Tuesday 28 October 2008

Pushing Boundaries

We all grow up with fighters inside of us; we all learn from a young age how to assess our current state of endurance, and then push this boundary in order to gauge our strength.

Me – I’ve always been an all or nothing girl. This is what I like to call it, but the preferred family variation is ‘obsessive compulsive psycho.’ This is a personality trait that has at times been beneficial, but has mostly made it difficult for me to feel comfortable in that middle ground that is supposedly a balanced life. Some of these idiosyncrasies are harmless ones that I have accepted will never leave me; while others will involve hard work to ensure that they do not overlap into one extreme realm or another. I do not foresee my obsessive cleaning and immaculate bed making as being detrimental to my wellbeing, although I think perhaps cleaning the linen closet in the middle of the night might be a step too far. However, sometimes this ‘all or nothing thing’ mentality – when translated into food, control issues or general attitude in life – starts to unhinge your mental state and send you spiralling into a gyre that is difficult to extricate from.

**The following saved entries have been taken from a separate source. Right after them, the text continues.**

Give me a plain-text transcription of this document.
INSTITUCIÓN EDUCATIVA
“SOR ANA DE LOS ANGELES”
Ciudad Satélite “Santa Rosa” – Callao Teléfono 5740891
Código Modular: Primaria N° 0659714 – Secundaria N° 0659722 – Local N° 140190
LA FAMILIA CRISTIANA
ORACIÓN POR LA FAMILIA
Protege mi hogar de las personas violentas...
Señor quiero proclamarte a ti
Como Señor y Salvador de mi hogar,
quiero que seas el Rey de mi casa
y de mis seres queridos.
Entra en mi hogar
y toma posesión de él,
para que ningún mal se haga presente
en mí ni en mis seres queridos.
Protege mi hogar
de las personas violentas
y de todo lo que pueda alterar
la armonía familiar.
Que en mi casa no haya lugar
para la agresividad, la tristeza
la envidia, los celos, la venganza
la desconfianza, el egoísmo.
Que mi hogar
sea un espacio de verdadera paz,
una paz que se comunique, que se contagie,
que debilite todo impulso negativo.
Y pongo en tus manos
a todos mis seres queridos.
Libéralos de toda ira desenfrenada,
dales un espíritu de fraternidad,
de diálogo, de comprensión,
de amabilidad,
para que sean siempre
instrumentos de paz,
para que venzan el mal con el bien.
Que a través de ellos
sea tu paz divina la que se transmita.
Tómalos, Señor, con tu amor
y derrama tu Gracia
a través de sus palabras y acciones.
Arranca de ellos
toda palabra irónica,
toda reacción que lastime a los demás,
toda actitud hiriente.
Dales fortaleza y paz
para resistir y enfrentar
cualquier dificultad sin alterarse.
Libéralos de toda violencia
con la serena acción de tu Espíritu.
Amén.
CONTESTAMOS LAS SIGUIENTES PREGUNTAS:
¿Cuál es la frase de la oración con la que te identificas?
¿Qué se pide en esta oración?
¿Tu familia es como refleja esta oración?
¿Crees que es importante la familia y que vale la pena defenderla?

Both my mental and physical health has taken huge hammerings from this type of behaviour. I pushed myself mentally and physically, always trying to get a step further, but unfortunately it reaches a point where the disorder takes over from you and shoves you violently past this brink and even further than you ever imagined. It is at these low points where it is easy for me to crack when somebody tells me that they wish they were as thin as me. I have been in that situation, wanted to be thinner (oh to be thinner!) but believe me, when you have pushed yourself too far into the danger zone, you lose all control and all you want is out.

My danger zone is 41 kgs: every time I push myself to eat less, exercise more, and binge and purge to the point where I am 41 kgs, I suddenly panic. This is the point where there is no turning back: where 41kg’s too easily becomes 40kg’s, and then 39 kg’s. You are unable to see how sick you look, you are not listening when people are telling you not to wear a bikini because you scare them … and the disease just keeps pushing you further and further. The same can be said about bulimia – there are times when it can start ‘recreationally’ and then transpire into an all consuming incubus that takes up every inch of your head space and the majority of your day. Both are full time jobs, and if one could be paid per hour for misuse of the body … well I would be retired in Majorca.

I have great respect for boundary pushers like athletes, whose tenacity and mental strength is unfathomable, but the trick is to do it with discernment. Now my priority is to make sure that I set realistic and healthy boundaries for myself to obtain a balanced life, and am certain that the only one I will be pushing in the near future will be the skydive on my next birthday.